There are reportedly only three American casino operators that currently have enough financial clout to purchase the entirety of Caesars Entertainment Corporation while any other such interested local parties would only be able to acquire the available firm after conducting a reverse merger for stock.
Corporate change:
According to a report from GGRAsia, this is the opinion of the Asian branch of global brokerage firm, Sanford C Bernstein and Company, following recent moves that have seen billionaire investor, Carl Icahn (pictured), become Caesars Entertainment Corporation’s largest shareholder and name a trio of new change-focused directors to its board.
Investor intent:
Caesars is responsible for over 30 American casinos including seven in its home city of Las Vegas but has seen the value of its shares decline by around 30% over the course of the past year. This sharp deterioration has led 83-year-old Icahn to begin pushing for the firm to be sold or merged with a rival operator so that it may be better able to fulfill its potential.
Capable trio:
Sanford C Bernstein and Company analysts, Eunice Lee, Vitaly Umansky and Kelsey Zhu reportedly used a Tuesday note to declare that while Wynn Resorts Limited and MGM Resorts International have sufficient assets to purchase Caesars Entertainment outright, only Las Vegas Sands Corporation could conduct such an exercise using just cash.
Share dependence:
The team moreover explained that other American casino operators such as Eldorado Resorts Incorporated and Penn National Gaming Incorporated could only purchase select assets of Caesars Entertainment Corporation using cash with any larger move due to rely almost entirely on stock deals.
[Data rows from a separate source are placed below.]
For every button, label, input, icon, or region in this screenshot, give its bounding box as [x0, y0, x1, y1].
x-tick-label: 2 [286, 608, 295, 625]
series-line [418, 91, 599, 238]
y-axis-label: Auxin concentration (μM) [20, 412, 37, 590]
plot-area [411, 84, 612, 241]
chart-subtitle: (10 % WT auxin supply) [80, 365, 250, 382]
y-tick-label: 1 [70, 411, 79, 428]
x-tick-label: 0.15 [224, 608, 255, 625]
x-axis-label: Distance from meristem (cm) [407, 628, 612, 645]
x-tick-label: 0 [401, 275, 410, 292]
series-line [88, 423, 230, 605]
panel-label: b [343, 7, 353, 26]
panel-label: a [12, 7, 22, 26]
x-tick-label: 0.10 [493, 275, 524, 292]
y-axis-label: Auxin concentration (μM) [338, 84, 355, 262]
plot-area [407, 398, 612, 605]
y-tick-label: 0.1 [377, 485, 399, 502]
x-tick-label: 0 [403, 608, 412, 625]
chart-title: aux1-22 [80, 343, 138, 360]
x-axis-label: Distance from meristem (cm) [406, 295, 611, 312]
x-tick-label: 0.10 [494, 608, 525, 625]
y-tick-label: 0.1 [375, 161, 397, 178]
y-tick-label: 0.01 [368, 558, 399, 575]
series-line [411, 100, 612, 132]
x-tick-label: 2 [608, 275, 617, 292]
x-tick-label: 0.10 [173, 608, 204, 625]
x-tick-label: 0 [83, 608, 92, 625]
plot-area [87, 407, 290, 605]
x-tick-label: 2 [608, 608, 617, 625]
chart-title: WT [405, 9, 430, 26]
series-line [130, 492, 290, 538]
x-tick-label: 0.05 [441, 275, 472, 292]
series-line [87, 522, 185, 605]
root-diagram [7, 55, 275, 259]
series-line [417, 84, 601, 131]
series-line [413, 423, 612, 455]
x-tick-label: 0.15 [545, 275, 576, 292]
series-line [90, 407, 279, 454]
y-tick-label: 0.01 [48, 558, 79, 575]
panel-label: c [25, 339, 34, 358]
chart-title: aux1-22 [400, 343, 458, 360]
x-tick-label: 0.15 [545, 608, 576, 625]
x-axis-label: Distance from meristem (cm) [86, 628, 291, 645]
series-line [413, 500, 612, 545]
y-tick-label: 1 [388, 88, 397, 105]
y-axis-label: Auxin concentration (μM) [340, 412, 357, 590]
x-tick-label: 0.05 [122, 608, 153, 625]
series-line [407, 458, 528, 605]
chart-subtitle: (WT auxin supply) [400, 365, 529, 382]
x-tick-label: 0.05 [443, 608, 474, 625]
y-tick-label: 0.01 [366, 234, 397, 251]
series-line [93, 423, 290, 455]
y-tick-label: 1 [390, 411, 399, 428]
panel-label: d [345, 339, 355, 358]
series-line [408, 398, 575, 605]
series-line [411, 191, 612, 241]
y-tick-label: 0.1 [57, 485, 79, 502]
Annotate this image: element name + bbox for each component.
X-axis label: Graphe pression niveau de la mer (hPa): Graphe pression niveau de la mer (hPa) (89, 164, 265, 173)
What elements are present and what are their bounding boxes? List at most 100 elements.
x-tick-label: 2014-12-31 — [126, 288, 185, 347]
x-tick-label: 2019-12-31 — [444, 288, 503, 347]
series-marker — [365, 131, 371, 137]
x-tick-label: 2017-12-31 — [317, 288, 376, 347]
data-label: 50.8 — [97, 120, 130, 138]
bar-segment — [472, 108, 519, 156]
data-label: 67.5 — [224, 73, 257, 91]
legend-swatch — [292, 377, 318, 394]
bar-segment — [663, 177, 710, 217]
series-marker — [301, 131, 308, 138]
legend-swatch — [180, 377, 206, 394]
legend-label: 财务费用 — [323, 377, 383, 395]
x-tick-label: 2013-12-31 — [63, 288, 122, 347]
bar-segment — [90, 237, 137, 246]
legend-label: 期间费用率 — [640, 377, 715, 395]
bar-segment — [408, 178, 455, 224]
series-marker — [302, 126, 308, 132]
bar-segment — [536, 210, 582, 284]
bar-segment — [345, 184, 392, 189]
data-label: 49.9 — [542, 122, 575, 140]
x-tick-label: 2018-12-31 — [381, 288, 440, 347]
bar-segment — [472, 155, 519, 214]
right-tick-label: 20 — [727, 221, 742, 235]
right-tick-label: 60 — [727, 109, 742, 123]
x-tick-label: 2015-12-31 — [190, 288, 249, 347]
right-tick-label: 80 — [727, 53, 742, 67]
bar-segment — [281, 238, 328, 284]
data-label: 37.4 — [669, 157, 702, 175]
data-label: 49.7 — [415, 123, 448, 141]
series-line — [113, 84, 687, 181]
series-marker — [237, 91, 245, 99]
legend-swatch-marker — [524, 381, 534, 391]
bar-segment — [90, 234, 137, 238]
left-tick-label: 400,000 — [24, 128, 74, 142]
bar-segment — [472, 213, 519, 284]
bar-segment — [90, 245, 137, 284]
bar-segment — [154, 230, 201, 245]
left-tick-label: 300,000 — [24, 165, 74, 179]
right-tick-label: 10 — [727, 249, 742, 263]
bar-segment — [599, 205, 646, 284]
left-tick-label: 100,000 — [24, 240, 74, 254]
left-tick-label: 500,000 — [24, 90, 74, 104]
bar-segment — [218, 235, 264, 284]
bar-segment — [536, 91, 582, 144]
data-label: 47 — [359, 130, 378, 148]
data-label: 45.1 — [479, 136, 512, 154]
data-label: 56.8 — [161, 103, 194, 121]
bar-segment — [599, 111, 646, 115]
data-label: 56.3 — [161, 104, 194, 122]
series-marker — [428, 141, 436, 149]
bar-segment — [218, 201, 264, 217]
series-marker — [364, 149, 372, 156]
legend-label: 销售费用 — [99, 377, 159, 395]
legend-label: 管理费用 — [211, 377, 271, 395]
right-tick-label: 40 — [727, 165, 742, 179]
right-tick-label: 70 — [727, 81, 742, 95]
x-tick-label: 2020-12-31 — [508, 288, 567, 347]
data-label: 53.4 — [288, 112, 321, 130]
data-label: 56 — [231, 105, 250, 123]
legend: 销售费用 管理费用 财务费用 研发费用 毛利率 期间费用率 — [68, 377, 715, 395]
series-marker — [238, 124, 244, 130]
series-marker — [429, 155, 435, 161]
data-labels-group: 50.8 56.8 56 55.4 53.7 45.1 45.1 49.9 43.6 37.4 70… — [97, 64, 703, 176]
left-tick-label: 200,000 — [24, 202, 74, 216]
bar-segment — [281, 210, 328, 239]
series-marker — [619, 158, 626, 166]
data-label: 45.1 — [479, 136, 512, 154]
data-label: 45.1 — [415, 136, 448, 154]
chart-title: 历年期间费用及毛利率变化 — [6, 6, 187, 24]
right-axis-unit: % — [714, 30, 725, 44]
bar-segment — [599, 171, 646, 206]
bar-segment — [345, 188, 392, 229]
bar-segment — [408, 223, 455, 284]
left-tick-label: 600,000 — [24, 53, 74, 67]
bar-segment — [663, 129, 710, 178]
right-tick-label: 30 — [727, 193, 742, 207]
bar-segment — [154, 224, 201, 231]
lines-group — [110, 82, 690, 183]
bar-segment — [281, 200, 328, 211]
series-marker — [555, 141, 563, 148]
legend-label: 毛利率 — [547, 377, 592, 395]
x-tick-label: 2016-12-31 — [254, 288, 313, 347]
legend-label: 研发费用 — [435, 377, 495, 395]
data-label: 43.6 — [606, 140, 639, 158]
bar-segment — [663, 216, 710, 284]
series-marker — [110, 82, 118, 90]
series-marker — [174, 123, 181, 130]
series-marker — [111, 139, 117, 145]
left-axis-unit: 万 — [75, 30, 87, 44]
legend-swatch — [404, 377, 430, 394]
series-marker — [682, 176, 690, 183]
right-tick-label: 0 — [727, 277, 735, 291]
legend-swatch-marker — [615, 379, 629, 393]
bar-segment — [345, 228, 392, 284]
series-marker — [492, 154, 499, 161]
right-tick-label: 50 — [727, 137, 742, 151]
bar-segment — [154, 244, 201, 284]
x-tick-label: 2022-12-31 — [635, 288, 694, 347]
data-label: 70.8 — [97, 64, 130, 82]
Reportedly read the analysts’ investigation…
“There could be cash funding created via asset sales but a large portion of Caesars Entertainment Corporation’s asset base has already been sold. While a potential buyout may result in acquisition at a premium to the current share price, albeit likely in the form of new stock, failure to find a transaction could easily lead to a collapse in shareholder interest and a drop in the price. With limited long-only interest, the value dislocation could last for some time.”